Eco World: 1Q earnings at RM20.6m, YTD sales RM607m. Eco World Development Group recorded earnings of RM20.7m in the 1Q ended Jan 31, 2016 on the back of RM463.5m in revenue and is confident of achieving its RM4bn sales target in FY16 amid the soft property market. (StarBiz)

Selangor Properties: Slips into the red in 1Q on forex losses. Selangor Properties started off its current FYE Oct 31, 2016 (FY16) on the wrong foot, reporting a net loss of RM16.1m for the 1QFY16 as a stronger ringgit wreaked losses of RM24.9m in its investment holding division. (Financial Daily)

Superlon: 3Q profit jumps 46% on forex gains. Superlon Holdings, a producer of thermal insulation materials for air conditioners, enjoyed a 46.4% jump in its net profit for the 3QFY16 to RM4.3m, as a weaker ringgit in the quarter gave the company a favourable translation gain. The company has proposed a special dividend of 4sen a share. (Financial Daily)

 


MARKET UPDATE


The FBM KLCI might end lower again today as US and European stocks went into the Easter break on a negative note after a week in which expectations mounted that the Federal Reserve could raise interest rates more aggressively than previously thought. As such, dollar continue to regain some of the ground lost after the US central bank came out with a far more dovish policy statement following its March 16 policy meeting than market watchers had anticipated. In turn, that helped push prices for oil and other industrial commodities sharply lower, with both Brent and West Texas Intermediate crude slipping back below $40 a barrel and copper heading for its biggest weekly fall since mid-February. On Wall Street, US stocks ended five consecutive weeks of gains overnight, as a rally that carried shares to their highest levels of the year petered out during a holiday-shortened week. The Dow Jones Industrial Average added 13.14 points or less than 0.1% to 17,515.73, bringing its loss to 0.5% for the week. The S&P 500 lost 0.77 or less than 0.1% to 2,035.94, for a weekly fall of 0.7%. The Nasdaq Composite gained 4.64 or 0.1% to 4,773.50, shedding 0.5% for the week. Across the Atlantic, European stocks slumped for a fourth straight day, with Germany’s DAX 30 fell 1.7% to 9,851.35, France’s CAC 40 was pushed 2.1% lower to 4,329.68 and the U.K.’s FTSE 100 index dropped 1.5% to 6,106.48.

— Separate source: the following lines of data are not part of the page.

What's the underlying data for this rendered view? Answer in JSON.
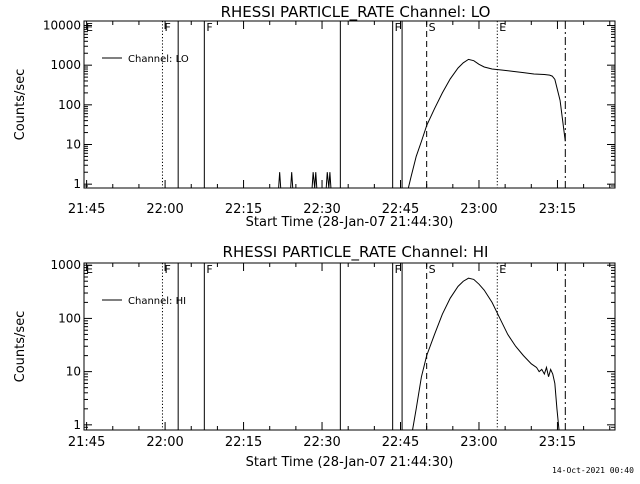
{
  "footer": {
    "timestamp": "14-Oct-2021 00:40"
  },
  "chart_data": [
    {
      "type": "line",
      "title": "RHESSI PARTICLE_RATE Channel: LO",
      "xlabel": "Start Time (28-Jan-07 21:44:30)",
      "ylabel": "Counts/sec",
      "y_scale": "log",
      "x_unit": "minutes after 21:44:30",
      "xlim": [
        0,
        101.5
      ],
      "ylim": [
        0.8,
        13000
      ],
      "x_ticks": [
        {
          "t": 0.5,
          "label": "21:45"
        },
        {
          "t": 15.5,
          "label": "22:00"
        },
        {
          "t": 30.5,
          "label": "22:15"
        },
        {
          "t": 45.5,
          "label": "22:30"
        },
        {
          "t": 60.5,
          "label": "22:45"
        },
        {
          "t": 75.5,
          "label": "23:00"
        },
        {
          "t": 90.5,
          "label": "23:15"
        }
      ],
      "y_ticks": [
        {
          "v": 1,
          "label": "1"
        },
        {
          "v": 10,
          "label": "10"
        },
        {
          "v": 100,
          "label": "100"
        },
        {
          "v": 1000,
          "label": "1000"
        },
        {
          "v": 10000,
          "label": "10000"
        }
      ],
      "legend": {
        "entry": "Channel: LO",
        "position": "top-left"
      },
      "grid": false,
      "markers": [
        {
          "t": 0,
          "style": "none",
          "label": "E"
        },
        {
          "t": 15,
          "style": "dotted",
          "label": "F"
        },
        {
          "t": 18,
          "style": "solid",
          "label": ""
        },
        {
          "t": 23,
          "style": "solid",
          "label": "F"
        },
        {
          "t": 49,
          "style": "solid",
          "label": ""
        },
        {
          "t": 59,
          "style": "solid",
          "label": "F"
        },
        {
          "t": 60.8,
          "style": "solid",
          "label": ""
        },
        {
          "t": 65.5,
          "style": "dashed",
          "label": "S"
        },
        {
          "t": 79,
          "style": "dotted",
          "label": "E"
        },
        {
          "t": 92,
          "style": "dashdot",
          "label": ""
        }
      ],
      "series": [
        {
          "points": [
            [
              37.2,
              0.8
            ],
            [
              37.4,
              2
            ],
            [
              37.6,
              0.8
            ],
            [
              39.5,
              0.8
            ],
            [
              39.7,
              2
            ],
            [
              39.9,
              0.8
            ],
            [
              43.6,
              0.8
            ],
            [
              43.8,
              2
            ],
            [
              44.1,
              0.8
            ],
            [
              44.3,
              2
            ],
            [
              44.5,
              0.8
            ],
            [
              46.3,
              0.8
            ],
            [
              46.5,
              2
            ],
            [
              46.8,
              0.8
            ],
            [
              47.0,
              2
            ],
            [
              47.2,
              0.8
            ],
            [
              62.0,
              0.8
            ],
            [
              62.5,
              1.5
            ],
            [
              63.5,
              5
            ],
            [
              64.5,
              12
            ],
            [
              65.5,
              30
            ],
            [
              67,
              80
            ],
            [
              68.5,
              200
            ],
            [
              70,
              450
            ],
            [
              71.5,
              850
            ],
            [
              72.5,
              1150
            ],
            [
              73.5,
              1400
            ],
            [
              74.5,
              1300
            ],
            [
              75.5,
              1050
            ],
            [
              76.5,
              900
            ],
            [
              78,
              800
            ],
            [
              80,
              750
            ],
            [
              82,
              700
            ],
            [
              84,
              650
            ],
            [
              86,
              600
            ],
            [
              88,
              580
            ],
            [
              89,
              560
            ],
            [
              89.5,
              530
            ],
            [
              90,
              440
            ],
            [
              91,
              130
            ],
            [
              92,
              12
            ]
          ]
        }
      ]
    },
    {
      "type": "line",
      "title": "RHESSI PARTICLE_RATE Channel: HI",
      "xlabel": "Start Time (28-Jan-07 21:44:30)",
      "ylabel": "Counts/sec",
      "y_scale": "log",
      "x_unit": "minutes after 21:44:30",
      "xlim": [
        0,
        101.5
      ],
      "ylim": [
        0.8,
        1100
      ],
      "x_ticks": [
        {
          "t": 0.5,
          "label": "21:45"
        },
        {
          "t": 15.5,
          "label": "22:00"
        },
        {
          "t": 30.5,
          "label": "22:15"
        },
        {
          "t": 45.5,
          "label": "22:30"
        },
        {
          "t": 60.5,
          "label": "22:45"
        },
        {
          "t": 75.5,
          "label": "23:00"
        },
        {
          "t": 90.5,
          "label": "23:15"
        }
      ],
      "y_ticks": [
        {
          "v": 1,
          "label": "1"
        },
        {
          "v": 10,
          "label": "10"
        },
        {
          "v": 100,
          "label": "100"
        },
        {
          "v": 1000,
          "label": "1000"
        }
      ],
      "legend": {
        "entry": "Channel: HI",
        "position": "top-left"
      },
      "grid": false,
      "markers": [
        {
          "t": 0,
          "style": "none",
          "label": "E"
        },
        {
          "t": 15,
          "style": "dotted",
          "label": "F"
        },
        {
          "t": 18,
          "style": "solid",
          "label": ""
        },
        {
          "t": 23,
          "style": "solid",
          "label": "F"
        },
        {
          "t": 49,
          "style": "solid",
          "label": ""
        },
        {
          "t": 59,
          "style": "solid",
          "label": "F"
        },
        {
          "t": 60.8,
          "style": "solid",
          "label": ""
        },
        {
          "t": 65.5,
          "style": "dashed",
          "label": "S"
        },
        {
          "t": 79,
          "style": "dotted",
          "label": "E"
        },
        {
          "t": 92,
          "style": "dashdot",
          "label": ""
        }
      ],
      "series": [
        {
          "points": [
            [
              62.8,
              0.8
            ],
            [
              63.5,
              2
            ],
            [
              64.5,
              8
            ],
            [
              65.5,
              20
            ],
            [
              67,
              50
            ],
            [
              68.5,
              120
            ],
            [
              70,
              240
            ],
            [
              71.5,
              400
            ],
            [
              72.5,
              500
            ],
            [
              73.5,
              570
            ],
            [
              74.5,
              540
            ],
            [
              75.5,
              440
            ],
            [
              76.5,
              340
            ],
            [
              78,
              200
            ],
            [
              79.5,
              100
            ],
            [
              81,
              50
            ],
            [
              82.5,
              30
            ],
            [
              84,
              20
            ],
            [
              85.5,
              14
            ],
            [
              86.5,
              12
            ],
            [
              87,
              10
            ],
            [
              87.5,
              11
            ],
            [
              88,
              9
            ],
            [
              88.4,
              12
            ],
            [
              88.8,
              8
            ],
            [
              89.2,
              11
            ],
            [
              89.6,
              9
            ],
            [
              90,
              6
            ],
            [
              90.4,
              2
            ],
            [
              90.8,
              0.8
            ]
          ]
        }
      ]
    }
  ]
}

Back home, the FBM KLCI ended lower following an entire day of trading in the red, in tandem with the regional markets. Sectors ended in negative territory led by Construction which eased by -1.01%. At the closing bell, the bellwether index lost 9.02 points to 1,715.53 with 1.69bn shares changed hands valued at RM1.88bn. Asian shares also slipped after the US dollar strengthened against regional currencies. Performance-wise, the Shanghai Composite Index closed down 1.6%, Japan’s Nikkei Stock Average ended 0.6% lower, South Korea’s Kospi closed down 0.5%, and Australia’s S&P/ASX 200 finished down 1.1%. Elsewhere, Hong Kong’s Hang Seng Index ended down 1.3%. In China, stocks sank after Premier Li Keqiang said that the country was working to address volatility in its economy. He added that Beijing wouldn’t deliberately weaken the Yuan to boost exports. The Shanghai market pared losses after his speech but declined in the afternoon.